Bakeman’s Restaurant is Closing After 47 Years

The beloved cafeteria serves its last turkey sandwich this month.

By Danny Sullivan December 6, 2017


Another Seattle institution is going dark.

After 47 years, popular cafeteria-style Bakeman’s Restaurant is closing for good Dec. 22. Jason Wang, owner of the longtime lunch spot famed for its daily soups and turkey sandwiches, plans to retire before turning 66 next March.

Wang’s father Matthew originally opened Bakeman’s in 1970 before passing it on to him.
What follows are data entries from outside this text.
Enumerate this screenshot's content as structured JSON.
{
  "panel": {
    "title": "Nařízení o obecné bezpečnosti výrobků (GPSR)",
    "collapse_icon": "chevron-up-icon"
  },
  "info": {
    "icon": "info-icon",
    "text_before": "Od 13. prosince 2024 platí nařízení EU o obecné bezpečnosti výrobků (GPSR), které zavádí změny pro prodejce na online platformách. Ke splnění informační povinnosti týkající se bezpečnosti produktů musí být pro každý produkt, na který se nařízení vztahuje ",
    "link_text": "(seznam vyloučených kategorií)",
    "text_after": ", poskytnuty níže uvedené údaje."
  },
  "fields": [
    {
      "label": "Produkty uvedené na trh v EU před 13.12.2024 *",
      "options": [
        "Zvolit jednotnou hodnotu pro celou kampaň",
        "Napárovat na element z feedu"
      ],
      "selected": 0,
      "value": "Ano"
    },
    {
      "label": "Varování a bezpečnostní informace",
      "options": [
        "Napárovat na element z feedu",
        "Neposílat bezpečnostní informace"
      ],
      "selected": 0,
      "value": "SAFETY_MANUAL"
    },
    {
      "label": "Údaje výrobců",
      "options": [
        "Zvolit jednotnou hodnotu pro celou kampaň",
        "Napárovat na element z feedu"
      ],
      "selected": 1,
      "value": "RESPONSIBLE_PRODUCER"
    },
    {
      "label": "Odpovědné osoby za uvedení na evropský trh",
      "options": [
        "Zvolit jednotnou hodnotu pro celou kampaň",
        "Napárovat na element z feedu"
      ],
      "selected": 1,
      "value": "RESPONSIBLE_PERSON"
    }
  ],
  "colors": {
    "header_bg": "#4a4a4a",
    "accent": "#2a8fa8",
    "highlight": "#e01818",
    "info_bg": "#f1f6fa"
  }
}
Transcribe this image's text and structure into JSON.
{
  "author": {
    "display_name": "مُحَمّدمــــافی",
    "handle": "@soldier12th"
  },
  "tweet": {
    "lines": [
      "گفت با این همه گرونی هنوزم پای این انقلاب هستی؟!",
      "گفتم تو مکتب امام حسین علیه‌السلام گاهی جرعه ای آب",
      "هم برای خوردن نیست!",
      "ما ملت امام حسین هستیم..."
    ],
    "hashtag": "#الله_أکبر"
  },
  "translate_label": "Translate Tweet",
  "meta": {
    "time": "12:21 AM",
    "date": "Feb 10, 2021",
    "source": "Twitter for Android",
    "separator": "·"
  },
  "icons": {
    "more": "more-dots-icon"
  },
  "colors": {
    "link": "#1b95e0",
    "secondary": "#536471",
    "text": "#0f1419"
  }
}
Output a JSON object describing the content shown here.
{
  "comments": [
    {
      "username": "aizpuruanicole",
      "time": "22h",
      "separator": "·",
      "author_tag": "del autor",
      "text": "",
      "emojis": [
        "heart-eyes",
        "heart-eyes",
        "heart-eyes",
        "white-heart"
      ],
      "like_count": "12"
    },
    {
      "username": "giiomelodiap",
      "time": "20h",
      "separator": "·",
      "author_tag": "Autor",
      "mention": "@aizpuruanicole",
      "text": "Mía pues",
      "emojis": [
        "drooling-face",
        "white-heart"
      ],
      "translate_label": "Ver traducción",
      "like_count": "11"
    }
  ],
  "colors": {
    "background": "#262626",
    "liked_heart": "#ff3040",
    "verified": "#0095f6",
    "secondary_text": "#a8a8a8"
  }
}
He had hoped to do the same with his twentysomething sons (the eldest currently bakes the restaurant’s bread), but they are hesitant to take on the responsibility of providing for a daily lunchtime crowd of 300-400.
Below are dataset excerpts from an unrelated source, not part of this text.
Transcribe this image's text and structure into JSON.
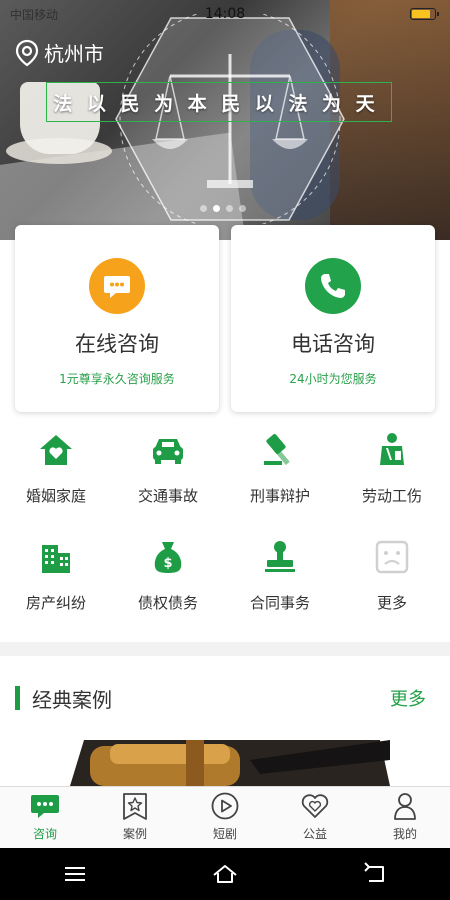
{
  "status_bar": {
    "time": "14:08",
    "left": "中国移动",
    "battery_level": 0.85
  },
  "banner": {
    "city": "杭州市",
    "slogan": [
      "法",
      "以",
      "民",
      "为",
      "本",
      "民",
      "以",
      "法",
      "为",
      "天"
    ],
    "slides_total": 4,
    "slide_active": 1
  },
  "consult": [
    {
      "title": "在线咨询",
      "subtitle": "1元尊享永久咨询服务",
      "icon": "chat-bubble-icon",
      "color": "#f7a21b"
    },
    {
      "title": "电话咨询",
      "subtitle": "24小时为您服务",
      "icon": "phone-icon",
      "color": "#22a24a"
    }
  ],
  "categories": [
    {
      "label": "婚姻家庭",
      "icon": "house-heart-icon"
    },
    {
      "label": "交通事故",
      "icon": "car-icon"
    },
    {
      "label": "刑事辩护",
      "icon": "gavel-icon"
    },
    {
      "label": "劳动工伤",
      "icon": "worker-icon"
    },
    {
      "label": "房产纠纷",
      "icon": "building-icon"
    },
    {
      "label": "债权债务",
      "icon": "money-bag-icon"
    },
    {
      "label": "合同事务",
      "icon": "stamp-icon"
    },
    {
      "label": "更多",
      "icon": "more-face-icon"
    }
  ],
  "cases": {
    "title": "经典案例",
    "more": "更多"
  },
  "tabs": [
    {
      "label": "咨询",
      "icon": "consult-icon",
      "active": true
    },
    {
      "label": "案例",
      "icon": "case-star-icon",
      "active": false
    },
    {
      "label": "短剧",
      "icon": "play-icon",
      "active": false
    },
    {
      "label": "公益",
      "icon": "heart-icon",
      "active": false
    },
    {
      "label": "我的",
      "icon": "profile-icon",
      "active": false
    }
  ],
  "colors": {
    "brand_green": "#1f9d46",
    "accent_orange": "#f7a21b",
    "muted_gray": "#cfcfcf"
  }
}
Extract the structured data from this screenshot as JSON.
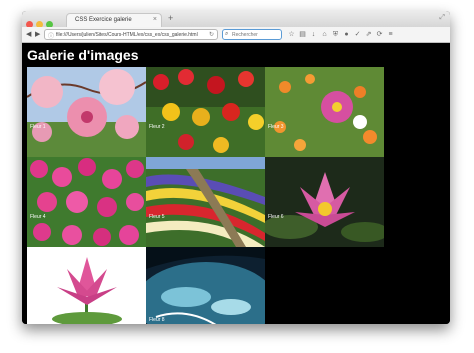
{
  "browser": {
    "tab_title": "CSS Exercice galerie",
    "tab_close": "×",
    "new_tab": "+",
    "url": "file:///Users/julien/Sites/Cours-HTML/ex/css_ex/css_galerie.html",
    "search_placeholder": "Rechercher",
    "back_glyph": "◀",
    "forward_glyph": "▶",
    "reload_glyph": "↻",
    "info_glyph": "ⓘ",
    "search_glyph": "⌕",
    "fullscreen_glyph": "⤢",
    "toolbar_icons": [
      {
        "name": "bookmark-star-icon",
        "glyph": "☆"
      },
      {
        "name": "reading-list-icon",
        "glyph": "▤"
      },
      {
        "name": "download-icon",
        "glyph": "↓"
      },
      {
        "name": "home-icon",
        "glyph": "⌂"
      },
      {
        "name": "shield-icon",
        "glyph": "⛨"
      },
      {
        "name": "extension-icon",
        "glyph": "●"
      },
      {
        "name": "pocket-icon",
        "glyph": "✓"
      },
      {
        "name": "share-icon",
        "glyph": "⇗"
      },
      {
        "name": "sync-icon",
        "glyph": "⟳"
      },
      {
        "name": "menu-icon",
        "glyph": "≡"
      }
    ],
    "accent_color": "#5b9bd5"
  },
  "page": {
    "title": "Galerie d'images",
    "background": "#000000",
    "gallery": [
      {
        "caption": "Fleur 1",
        "subject": "pink cherry blossoms"
      },
      {
        "caption": "Fleur 2",
        "subject": "red and yellow tulips"
      },
      {
        "caption": "Fleur 3",
        "subject": "pink cosmos meadow"
      },
      {
        "caption": "Fleur 4",
        "subject": "pink flower bed"
      },
      {
        "caption": "Fleur 5",
        "subject": "tulip field rows"
      },
      {
        "caption": "Fleur 6",
        "subject": "pink water lily"
      },
      {
        "caption": "Fleur 7",
        "subject": "pink lotus"
      },
      {
        "caption": "Fleur 8",
        "subject": "underwater scene"
      }
    ]
  }
}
“Business is still great,” Wang assures us. “It’s actually the best it’s been in years.”

But ready for retirement, he has no other option but to find a buyer or shut down.
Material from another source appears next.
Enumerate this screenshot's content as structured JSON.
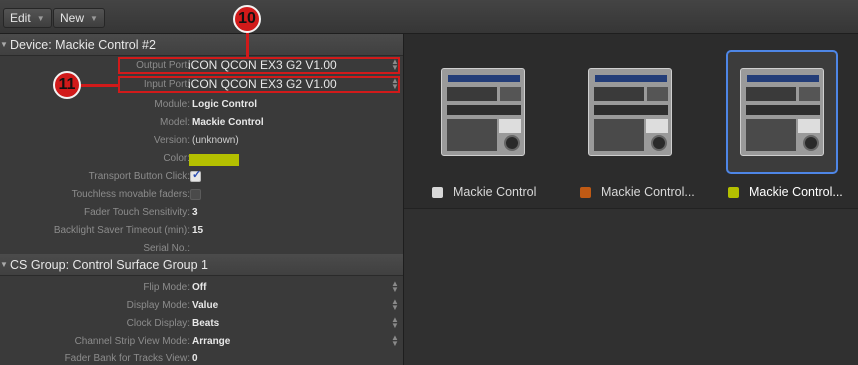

He thought he found a new owner, but the deal fell through when the Hoge Building Bakeman’s occupies on 2nd and Cherry stipulated that the buyer help finance extensive renovations to the space. “I really wish someone had bought [it],” Wang says, adding that he offered to help a potential buyer relocate Bakeman’s to a vacant space on 3rd and Madison to no avail.

Bakeman’s is the latest in a long line of beloved Seattle restaurants to close in recent years. The U District’s Café Racer closed this year after a 14-year-run, citing financial difficulty (though a comeback attempt is reportedly in the works). Downtown Sazerac closed last New Year’s Day after 20 years. Tini Bigs, Peoples Pub. The list is endless.

Closures like these can be wrenching, for the loss of beloved dishes, sure. But more so for the erosion of local character and history, as institutions like Bakeman’s—unchanged since its opening—connect us to our city’s past. Amid Seattle’s current restaurant boom, an establishment whose flagship dish is a turkey sandwich stood in proud opposition to the numerous food trends it outlasted.

Wang sees these things more pragmatically: “I imagine someone else around there will absorb my business,” he says.

Yet he was touched at the outpouring of love and support he received after announcing the coming closure, estimating that an extra 200 people ate at the restaurant today (he ultimately sold out of bread and turkey).

“I will miss it as much as they will miss me.”

But don’t despair just yet, as Wang is leaving the door open for some sort of return. His retirement plans so far are to “goof around” and if he gets bored he will consider starting a new, smaller place, maybe with his sons.